Эта «философия» нищих, эта атмосфера покорности, эта лакейская разновидность стоицизма ничуть не удовлетворяла меня! Ведь если ты обязан «не забываться», то еще вправе не забывать и о своем достоинстве. Дабы спасти нас от сатаны, господь бог принял облик человека; дабы спастись от моего демона, я пошел в лакеи, временно конечно, до дня своего воскресения. К тому же не то это слово — лакей. Мои довольно-таки двусмысленные функции в шикарном отеле на авеню Обсерватуар позволяли мне щеголять званием метрдотеля. Габриель Помм — младшая из сестер и настоящая хозяйка отеля — снабдила меня фраком, который оказался мне столь же узок, насколько широк был жилет.

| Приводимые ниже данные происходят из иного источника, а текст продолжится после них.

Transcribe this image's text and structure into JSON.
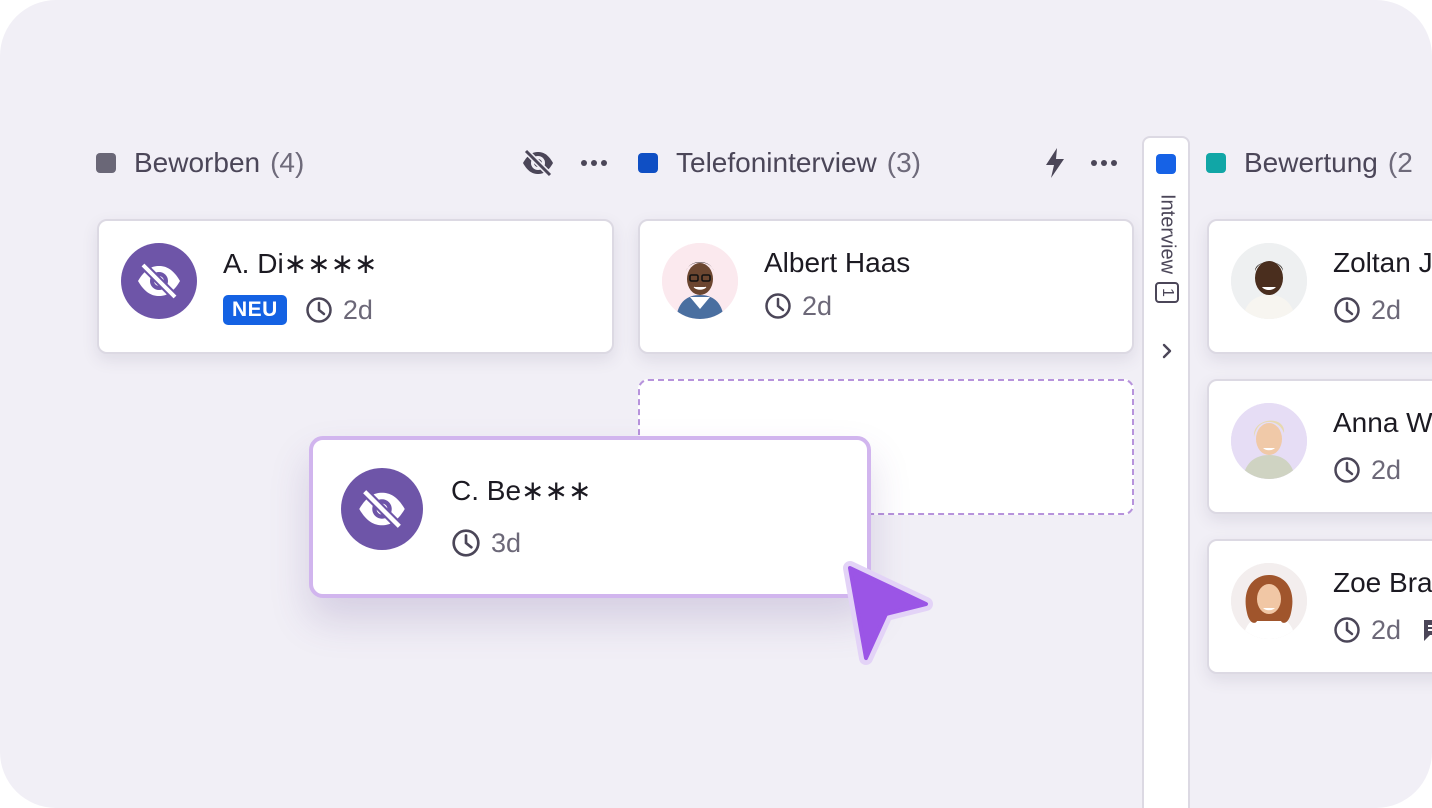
{
  "columns": [
    {
      "id": "beworben",
      "title": "Beworben",
      "count": "(4)",
      "color": "#6a6777"
    },
    {
      "id": "telefon",
      "title": "Telefoninterview",
      "count": "(3)",
      "color": "#0f4fc4"
    },
    {
      "id": "bewertung",
      "title": "Bewertung",
      "count": "(2",
      "color": "#11a6a6"
    }
  ],
  "collapsed_column": {
    "label": "Interview",
    "count": "1",
    "color": "#1662e6"
  },
  "cards": {
    "a_di": {
      "name": "A. Di∗∗∗∗",
      "badge": "NEU",
      "time": "2d"
    },
    "albert": {
      "name": "Albert Haas",
      "time": "2d"
    },
    "zoltan": {
      "name": "Zoltan J",
      "time": "2d"
    },
    "anna": {
      "name": "Anna W",
      "time": "2d"
    },
    "zoe": {
      "name": "Zoe Bra",
      "time": "2d"
    }
  },
  "dragging_card": {
    "name": "C. Be∗∗∗",
    "time": "3d"
  },
  "icons": {
    "beworben_visibility": "eye-off-icon",
    "beworben_more": "more-horizontal-icon",
    "telefon_automation": "lightning-icon",
    "telefon_more": "more-horizontal-icon",
    "clock": "clock-icon",
    "comment": "comment-icon",
    "cursor": "mouse-cursor-icon"
  }
}
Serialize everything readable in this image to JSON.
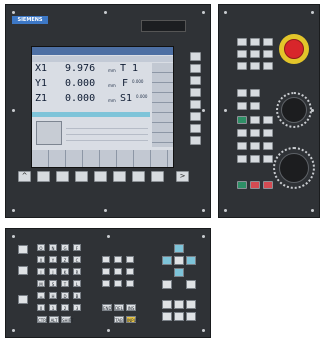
{
  "brand": "SIEMENS",
  "screen": {
    "axes": [
      {
        "name": "X1",
        "value": "9.976",
        "unit": "mm"
      },
      {
        "name": "Y1",
        "value": "0.000",
        "unit": "mm"
      },
      {
        "name": "Z1",
        "value": "0.000",
        "unit": "mm"
      }
    ],
    "tool_label": "T 1",
    "feed_label": "F",
    "spindle_label": "S1",
    "feed_value": "0.000",
    "spindle_value": "0.000"
  },
  "softkeys": {
    "left_arrow": "^",
    "right_arrow": ">"
  },
  "keyboard": {
    "rows": [
      [
        "O",
        "N",
        "G",
        "F"
      ],
      [
        "X",
        "Y",
        "Z",
        "C"
      ],
      [
        "I",
        "J",
        "K",
        "R"
      ],
      [
        "M",
        "S",
        "T",
        "L"
      ],
      [
        "=",
        "H",
        "D",
        "B"
      ],
      [
        "0",
        "1",
        "2",
        "3"
      ]
    ],
    "special": [
      "CTRL",
      "ALT",
      "SHIFT",
      "END",
      "DEL",
      "INS",
      "TAB",
      "INPUT"
    ]
  },
  "colors": {
    "panel": "#2f3236",
    "screen": "#d9dde4",
    "estop": "#d8262b",
    "green": "#2e8f66",
    "red": "#d44b52",
    "cursor": "#7ec4d9"
  }
}
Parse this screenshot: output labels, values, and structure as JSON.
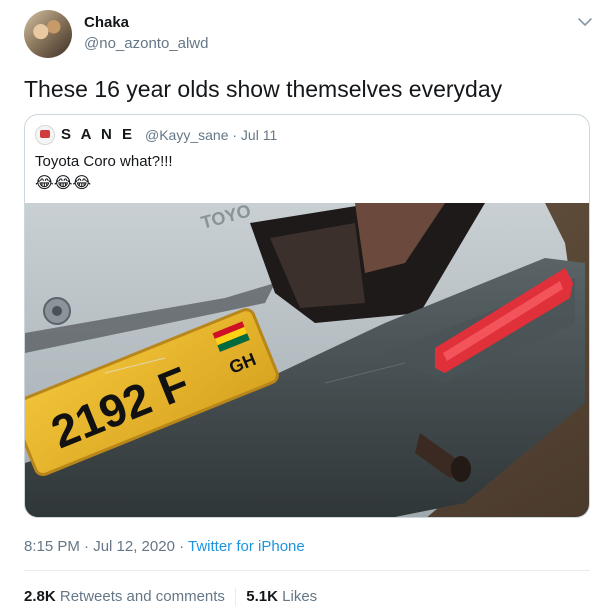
{
  "tweet": {
    "author_name": "Chaka",
    "author_handle": "@no_azonto_alwd",
    "text": "These 16 year olds show themselves everyday",
    "timestamp": "8:15 PM · Jul 12, 2020",
    "separator": " · ",
    "source": "Twitter for iPhone",
    "retweets_count": "2.8K",
    "retweets_label": "Retweets and comments",
    "likes_count": "5.1K",
    "likes_label": "Likes"
  },
  "quoted_tweet": {
    "author_name": "S A N E",
    "author_handle": "@Kayy_sane · Jul 11",
    "text": "Toyota Coro what?!!!",
    "emojis": "😂😂😂"
  },
  "photo": {
    "plate_text": "2192 F",
    "plate_region": "GH",
    "badge_text": "TOYO"
  },
  "icons": {
    "menu": "chevron-down-icon"
  }
}
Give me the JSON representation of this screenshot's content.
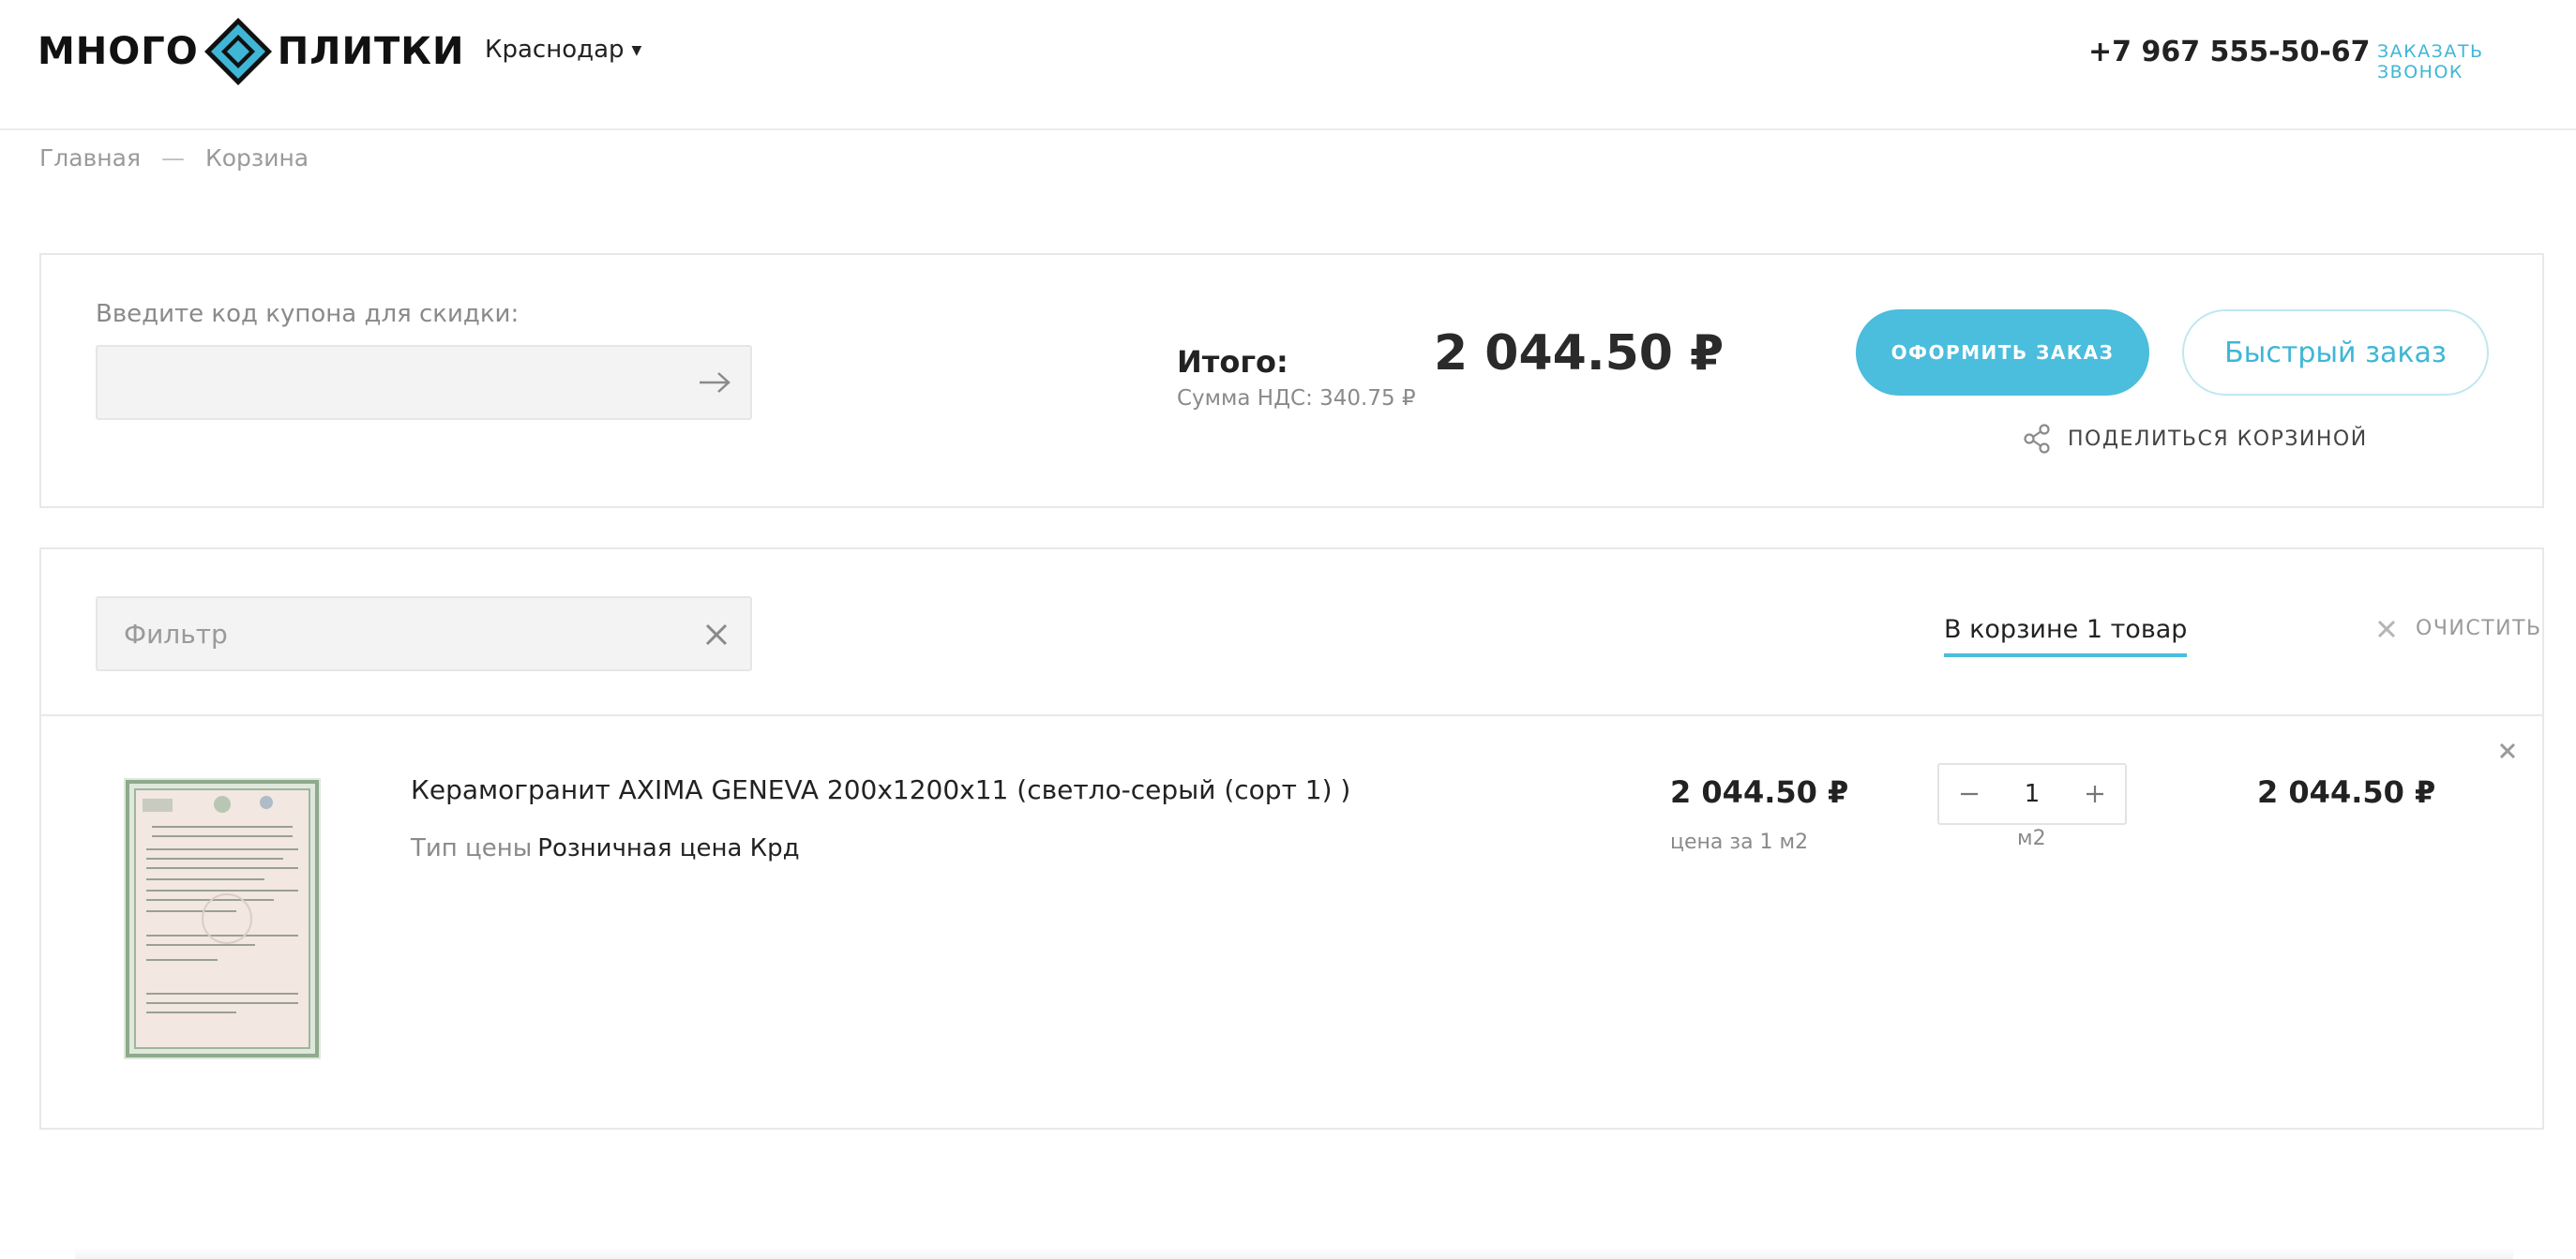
{
  "header": {
    "logo_left": "МНОГО",
    "logo_right": "ПЛИТКИ",
    "city": "Краснодар",
    "phone": "+7 967 555-50-67",
    "callback_label": "ЗАКАЗАТЬ ЗВОНОК"
  },
  "breadcrumb": {
    "home": "Главная",
    "separator": "—",
    "current": "Корзина"
  },
  "summary": {
    "coupon_label": "Введите код купона для скидки:",
    "coupon_value": "",
    "total_label": "Итого:",
    "vat_text": "Сумма НДС: 340.75 ₽",
    "total_value": "2 044.50 ₽",
    "order_button": "ОФОРМИТЬ ЗАКАЗ",
    "quick_order_button": "Быстрый заказ",
    "share_label": "ПОДЕЛИТЬСЯ КОРЗИНОЙ"
  },
  "cart": {
    "filter_placeholder": "Фильтр",
    "count_label": "В корзине 1 товар",
    "clear_label": "ОЧИСТИТЬ",
    "items": [
      {
        "name": "Керамогранит AXIMA GENEVA 200x1200x11 (светло-серый (сорт 1) )",
        "price_type_label": "Тип цены",
        "price_type_value": "Розничная цена Крд",
        "unit_price": "2 044.50 ₽",
        "unit_price_note": "цена за 1 м2",
        "quantity": "1",
        "quantity_unit": "м2",
        "line_total": "2 044.50 ₽"
      }
    ]
  },
  "colors": {
    "accent": "#4bbddd",
    "accent_light": "#bfe7f2",
    "logo_diamond": "#3fb6d6"
  },
  "icons": {
    "arrow": "arrow-right-icon",
    "clear": "close-icon",
    "share": "share-icon",
    "minus": "minus-icon",
    "plus": "plus-icon"
  }
}
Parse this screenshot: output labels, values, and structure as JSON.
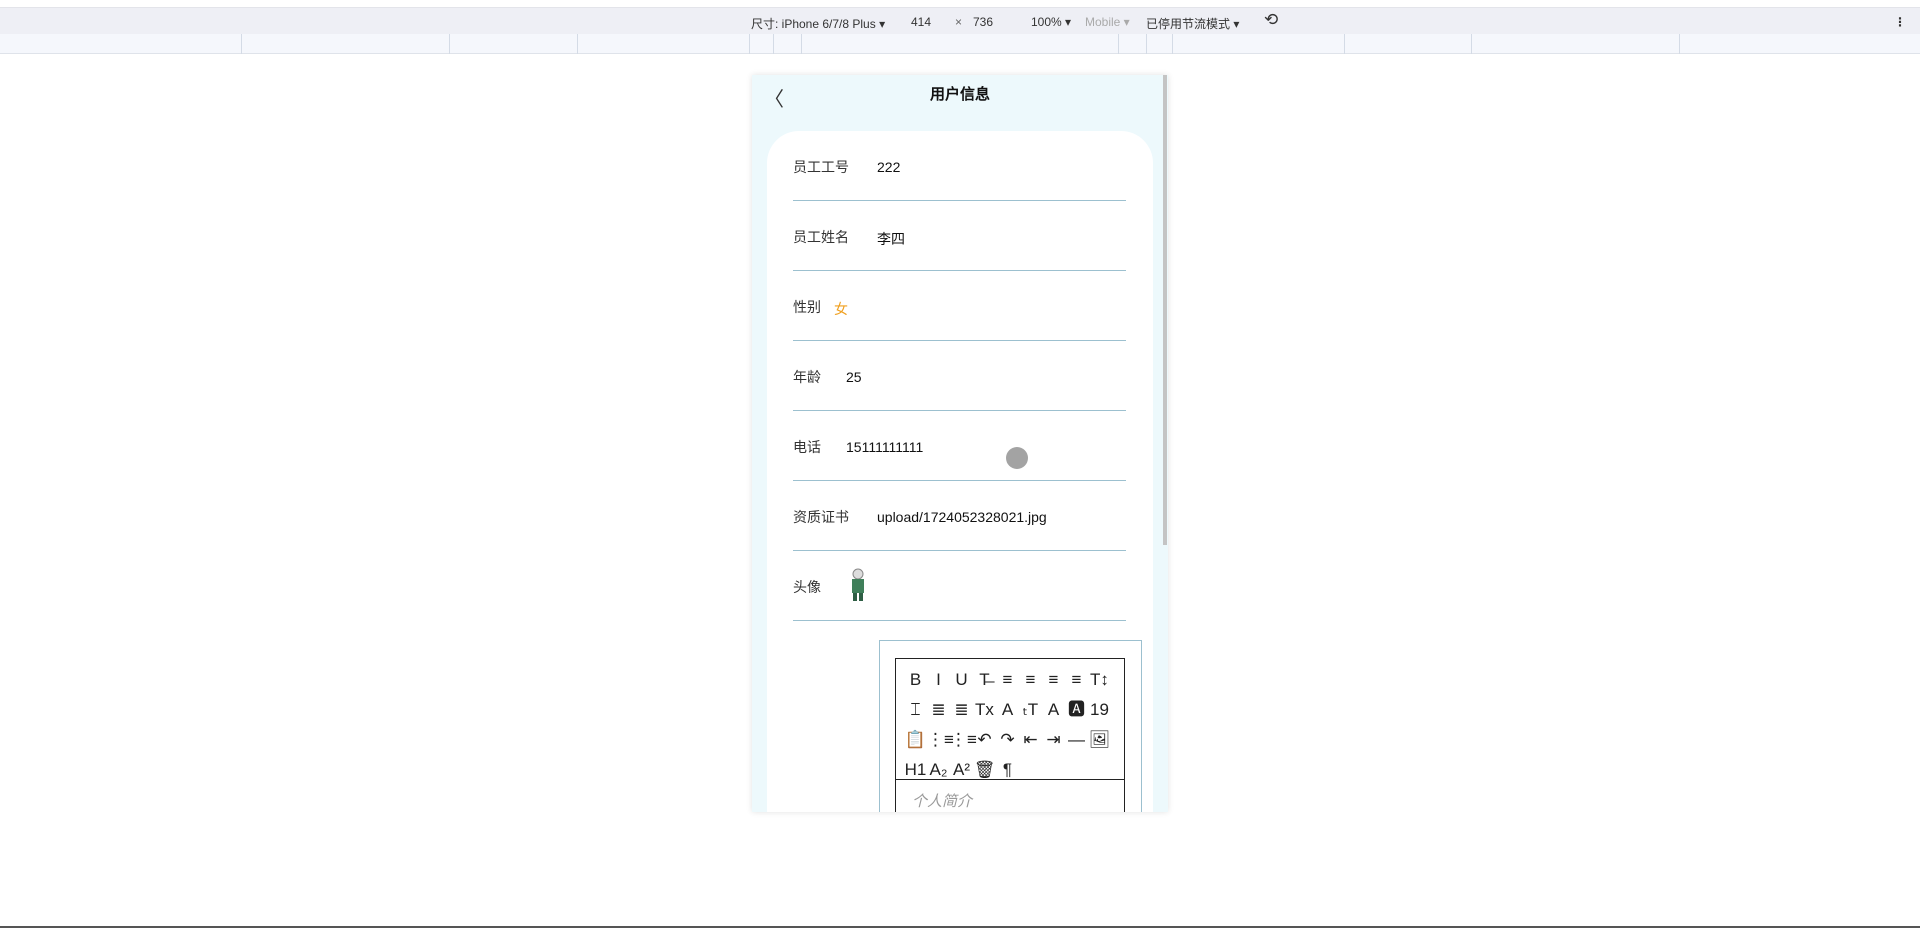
{
  "devtools": {
    "size_label": "尺寸: iPhone 6/7/8 Plus ▾",
    "width": "414",
    "times": "×",
    "height": "736",
    "zoom": "100% ▾",
    "mobile": "Mobile ▾",
    "throttle": "已停用节流模式 ▾",
    "more": "⋮"
  },
  "header": {
    "back": "〈",
    "title": "用户信息"
  },
  "fields": [
    {
      "label": "员工工号",
      "value": "222"
    },
    {
      "label": "员工姓名",
      "value": "李四"
    },
    {
      "label": "性别",
      "value": "女"
    },
    {
      "label": "年龄",
      "value": "25"
    },
    {
      "label": "电话",
      "value": "15111111111"
    },
    {
      "label": "资质证书",
      "value": "upload/1724052328021.jpg"
    },
    {
      "label": "头像",
      "value": ""
    }
  ],
  "editor": {
    "tools": [
      "B",
      "I",
      "U",
      "T̶",
      "≡",
      "≡",
      "≡",
      "≡",
      "T↕",
      "⌶",
      "≣",
      "≣",
      "Tx",
      "A",
      "ₜT",
      "A",
      "🅰",
      "19",
      "📋",
      "⋮≡",
      "⋮≡",
      "↶",
      "↷",
      "⇤",
      "⇥",
      "—",
      "🖼",
      "H1",
      "A₂",
      "A²",
      "🗑",
      "¶"
    ],
    "placeholder": "个人简介"
  },
  "colors": {
    "accent": "#f0a020",
    "frame_bg": "#edf9fc",
    "divider": "#9cc0cf"
  }
}
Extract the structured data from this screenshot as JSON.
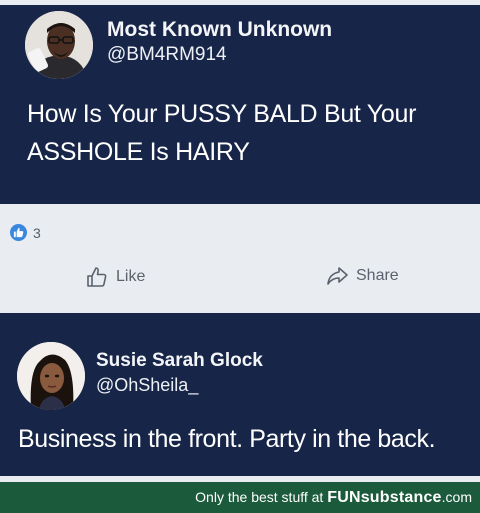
{
  "tweet1": {
    "name": "Most Known Unknown",
    "handle": "@BM4RM914",
    "body": "How Is Your PUSSY BALD But Your ASSHOLE Is HAIRY"
  },
  "facebook": {
    "like_count": "3",
    "like_label": "Like",
    "share_label": "Share"
  },
  "tweet2": {
    "name": "Susie Sarah Glock",
    "handle": "@OhSheila_",
    "body": "Business in the front. Party in the back."
  },
  "footer": {
    "text": "Only the best stuff at",
    "brand": "FUNsubstance",
    "domain": ".com"
  }
}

— В основном, — сказала она мне, — вы будете убирать мужские номера, а Эмма — дамские. Вечерами, то есть с шести часов, надевайте фрак. Ресторана я не держу, но кое-кто из приличных клиентов заказывает себе в номер ужин из соседнего ресторана.

Сестры Помм — особы весьма респектабельные, их полностью характеризуют каракулевые манто,

серые шелковые шарфики и пронзительные дисканты, — обе сестры Помм [5] — кальвиль и ранет, одна еще не старая, а другая вся в морщинах — условились, по обоюдному согласию, не слышать, как с треском взлетают к их лепным потолкам пробки от шампанского на любовном рандеву. Начиная с такой-то цены (а цены здесь вообще были высокие), любой постоялец становился более чем порядочной особой. В лоне известного комфорта (а ковры в номерах были толстые) скромность заглушает критику. Поэтому-то Мишель Помм, старшая сестра, еле поводила бровью, когда три юные особы запирались в номере люкс (этот номер 18 числился за таинственной шубой, которую все именовали: господин депутат) или когда через приоткрытую дверь красного дерева видно было, как среди бела дня стрелой пролетала в ванную не по времени полураздетая женская фигура.

5

Pomme — яблоко (фр.).

— Жан, как только эта дама выйдет, ополосните немедленно ванну, приказывала мне старая дева.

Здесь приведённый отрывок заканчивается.